Friday, August 17, 2007

A note from a friend

A friend of mine sent this note to me. I really liked the thoughts, and asked if I could share them with you. Cindy said, "Wow, I’d be honored. I’m always encouraged by your musings. Most recently, your blog about weakness wrecked a perfectly good pity party I was having!"

So here's her note-


"Reading the Blog of one of my favorite pastors has caused me to look at signs in a whole new way lately. (I hope she's talking about me! -Mike)

I saw this sign this morning (on my way to Lowe’s to get new faucets that we had already ordered on-line but they didn’t come in) and had to smile. I always start my day with MY agenda in mind, and MY perfect plan for checking everything off the list. After all, that’s how we measure productivity and fruitfulness, right? Pleeease, I’m really not in the mood to stop for anything that gets in the way!

However, after almost 51 years, I think (hope) it is becoming clear that stopping generally affects me in a positive, albeit sometimes frustrating or even painful way. There have been some stops in my life I haven’t figured out yet, but more often than not I’m able to see pretty quickly an agenda that was way better than mine.

Just thought I’d share that with a few of you who are dear to me. "

Cindy

2 comments:

Anonymous said...

I think I need to remember this everyday.
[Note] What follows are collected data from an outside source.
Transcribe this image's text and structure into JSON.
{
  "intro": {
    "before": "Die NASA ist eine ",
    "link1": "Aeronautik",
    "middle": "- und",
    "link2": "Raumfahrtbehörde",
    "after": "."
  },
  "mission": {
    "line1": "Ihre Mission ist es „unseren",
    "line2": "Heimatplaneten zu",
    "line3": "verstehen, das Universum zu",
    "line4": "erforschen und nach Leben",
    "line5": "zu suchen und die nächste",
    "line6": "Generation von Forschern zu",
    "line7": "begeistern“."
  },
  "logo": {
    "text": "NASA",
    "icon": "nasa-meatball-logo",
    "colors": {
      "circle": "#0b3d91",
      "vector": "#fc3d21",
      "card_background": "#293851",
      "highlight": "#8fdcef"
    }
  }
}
How many times do I get irritated when things don't go exactly as planned, and lately how often has that happened. It is my choice to be angry and make my day bad, but if I realize God is orchestrating things then maybe I would just accept it and have a happier day. Thanks for posting that!!!

Anonymous said...

I had one of these night where I had to be somewhere and I was late (I forgot) I was holding my newborn son when I got the call. I hit every single light on the road it seemed(I missed one I think) So very impatient to get there but it wouldn't have mattered. I get so stuck on being there early (I don't like being late) Anyway, it would've been better to take my time and not break several speeding records to get there. I get wrapped in that loop of just getting there I obsess on it which just makes matters worse because my eye is off GOD. I think driving is my quickest way of determining where I am at. If I don't give it to HIM I just get frustrated and mad at fellow drivers needlessly.